One wonders, given this critique of the Western Enlightenment, whether a more elaborate treatment of works from outside the Western Enlightenment tradition might have contributed something to the argument. Some might question Dreyfus and Kelly’s choice of authors for other, related reasons as well: Although the selection includes Wallace, Pulp Fiction, and other pop references in their discussions, the book still feels very much stuck in the canon that dominates the “great books” courses taught at American colleges. Anyone who has taught or has taken one of those courses (I used to teach one of them myself at Columbia University) will likely be familiar with their problems: They are usually focused largely, if not entirely, on the Western tradition, include mostly, if not solely, white male authors, and attempt to cover an insane number of texts in one or two semesters. All Things Shining suffers from all of these problems. The best chapters are those focused on Wallace and Melville, as well as the introduction and the conclusion where the authors lay out their general argument. More problematic are the in-between chapters, which range from Aeschylus to Augustine and from Dante to Kant — and all this in just over 50 pages!
Such speed is difficult to keep up with; I am not sure what to think, for example, of the authors’ statement in chapter three that “[i]n the history of the West we have only two figures” who have reconfigured the world: “Jesus and Descartes.” Only two? Jesus and Descartes? Such statements might of course be due to the impossibility of doing justice to the overwhelming experience of having been swept up by the Western tradition, and all the shining things within it. But as the authors argue in the book, it is important in such a situation to develop the critical, higher-order skill of metapoiesis that would presumably prevent one from making these kinds of reductive statements. It doesn’t do the history of the West much good to reduce it to two figures, however charismatic and brilliant they may have been.
All Things Shining ends with a parable. Because of the book’s insistence on belief and the polytheistic way of life, one is tempted to read the parable religiously, in relation to the experience of the sacred that Dreyfus and Kelly capture.
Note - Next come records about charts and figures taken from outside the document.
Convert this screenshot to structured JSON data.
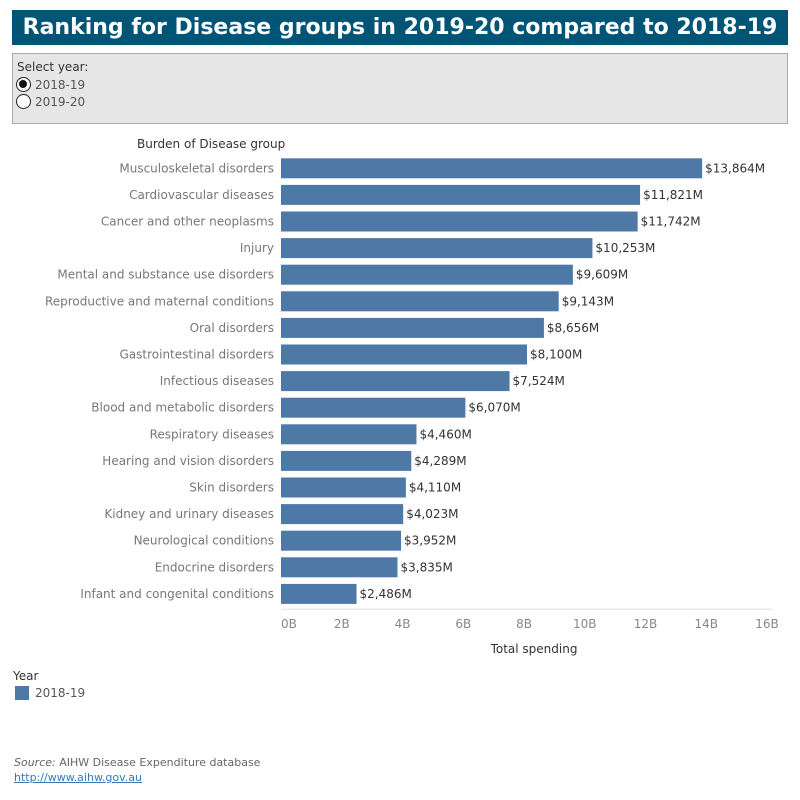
{
  "header": {
    "title": "Ranking for Disease groups in 2019-20 compared to 2018-19"
  },
  "year_selector": {
    "label": "Select year:",
    "options": [
      {
        "label": "2018-19",
        "checked": true
      },
      {
        "label": "2019-20",
        "checked": false
      }
    ]
  },
  "chart_data": {
    "type": "bar",
    "orientation": "horizontal",
    "category_axis_title": "Burden of Disease group",
    "xlabel": "Total spending",
    "categories": [
      "Musculoskeletal disorders",
      "Cardiovascular diseases",
      "Cancer and other neoplasms",
      "Injury",
      "Mental and substance use disorders",
      "Reproductive and maternal conditions",
      "Oral disorders",
      "Gastrointestinal disorders",
      "Infectious diseases",
      "Blood and metabolic disorders",
      "Respiratory diseases",
      "Hearing and vision disorders",
      "Skin disorders",
      "Kidney and urinary diseases",
      "Neurological conditions",
      "Endocrine disorders",
      "Infant and congenital conditions"
    ],
    "series": [
      {
        "name": "2018-19",
        "color": "#4e79a7",
        "values": [
          13864,
          11821,
          11742,
          10253,
          9609,
          9143,
          8656,
          8100,
          7524,
          6070,
          4460,
          4289,
          4110,
          4023,
          3952,
          3835,
          2486
        ],
        "labels": [
          "$13,864M",
          "$11,821M",
          "$11,742M",
          "$10,253M",
          "$9,609M",
          "$9,143M",
          "$8,656M",
          "$8,100M",
          "$7,524M",
          "$6,070M",
          "$4,460M",
          "$4,289M",
          "$4,110M",
          "$4,023M",
          "$3,952M",
          "$3,835M",
          "$2,486M"
        ]
      }
    ],
    "value_unit": "$M",
    "xlim": [
      0,
      16000
    ],
    "xticks": [
      0,
      2000,
      4000,
      6000,
      8000,
      10000,
      12000,
      14000,
      16000
    ],
    "xtick_labels": [
      "0B",
      "2B",
      "4B",
      "6B",
      "8B",
      "10B",
      "12B",
      "14B",
      "16B"
    ],
    "grid": false,
    "legend": {
      "title": "Year",
      "position": "bottom-left"
    }
  },
  "legend": {
    "title": "Year",
    "items": [
      {
        "label": "2018-19",
        "color": "#4e79a7"
      }
    ]
  },
  "footer": {
    "source_prefix": "Source:",
    "source_text": " AIHW Disease Expenditure database",
    "link": "http://www.aihw.gov.au"
  }
}
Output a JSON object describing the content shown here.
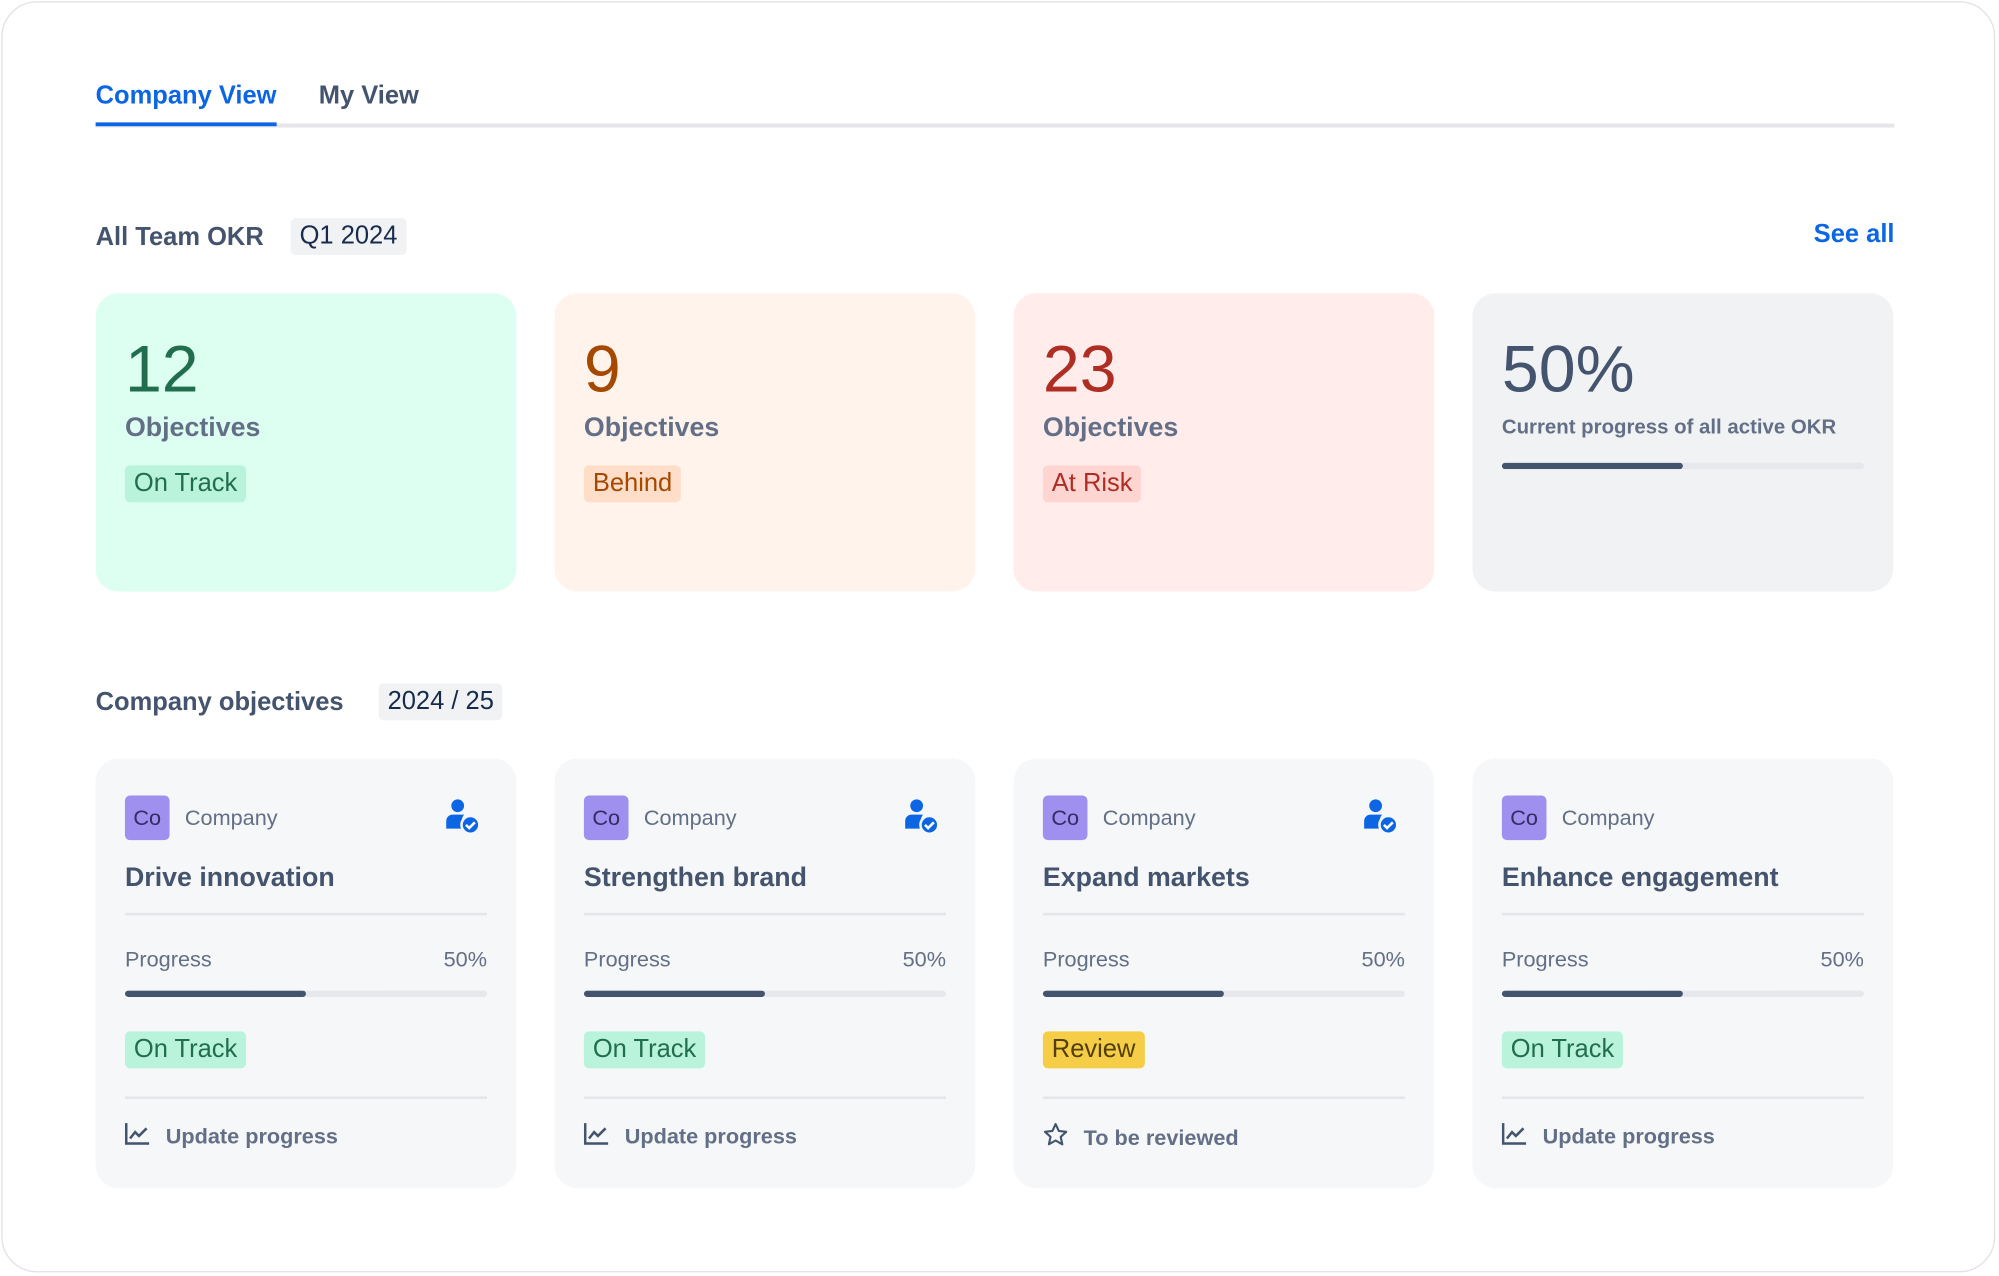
{
  "tabs": [
    {
      "label": "Company View",
      "active": true
    },
    {
      "label": "My View",
      "active": false
    }
  ],
  "okr": {
    "title": "All Team OKR",
    "period": "Q1 2024",
    "see_all": "See all",
    "stats": [
      {
        "value": "12",
        "label": "Objectives",
        "status": "On Track",
        "bg": "#dcfff1",
        "num_color": "#216e4e",
        "badge_bg": "#baf3db",
        "badge_color": "#216e4e"
      },
      {
        "value": "9",
        "label": "Objectives",
        "status": "Behind",
        "bg": "#fff3eb",
        "num_color": "#a54800",
        "badge_bg": "#fedec8",
        "badge_color": "#a54800"
      },
      {
        "value": "23",
        "label": "Objectives",
        "status": "At Risk",
        "bg": "#ffeceb",
        "num_color": "#ae2e24",
        "badge_bg": "#ffd5d2",
        "badge_color": "#ae2e24"
      }
    ],
    "overall": {
      "value": "50%",
      "label": "Current progress of all active OKR",
      "progress": 50
    }
  },
  "objectives": {
    "title": "Company objectives",
    "period": "2024 / 25",
    "progress_label": "Progress",
    "items": [
      {
        "avatar": "Co",
        "org": "Company",
        "title": "Drive innovation",
        "progress": 50,
        "progress_text": "50%",
        "status": "On Track",
        "status_type": "ontrack",
        "action": "Update progress",
        "action_icon": "chart-line-icon",
        "owner_icon": true
      },
      {
        "avatar": "Co",
        "org": "Company",
        "title": "Strengthen brand",
        "progress": 50,
        "progress_text": "50%",
        "status": "On Track",
        "status_type": "ontrack",
        "action": "Update progress",
        "action_icon": "chart-line-icon",
        "owner_icon": true
      },
      {
        "avatar": "Co",
        "org": "Company",
        "title": "Expand markets",
        "progress": 50,
        "progress_text": "50%",
        "status": "Review",
        "status_type": "review",
        "action": "To be reviewed",
        "action_icon": "star-icon",
        "owner_icon": true
      },
      {
        "avatar": "Co",
        "org": "Company",
        "title": "Enhance engagement",
        "progress": 50,
        "progress_text": "50%",
        "status": "On Track",
        "status_type": "ontrack",
        "action": "Update progress",
        "action_icon": "chart-line-icon",
        "owner_icon": false
      }
    ]
  },
  "colors": {
    "accent": "#0c66e4",
    "ontrack_bg": "#baf3db",
    "ontrack_fg": "#216e4e",
    "review_bg": "#f5cd47",
    "review_fg": "#533f04"
  }
}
However, going back to Veyne’s book on the Greeks and their myths, in which the central category is not so much belief but what Veyne calls “the constitutive imagination,” one wonders how important the imagination and its tension with belief might be in this context. Is it really a religious, polytheistic mindset that is required to live the good life? Or might an imaginative, literary mindset suffice? (And what is the difference between the two?) If the question is not metaphysical (does God or do the gods exist?) but phenomenological (how will we respond to the world?), why would we hold on to the experience of the sacred that the authors try to capture?
Literature might, in the end, be enough.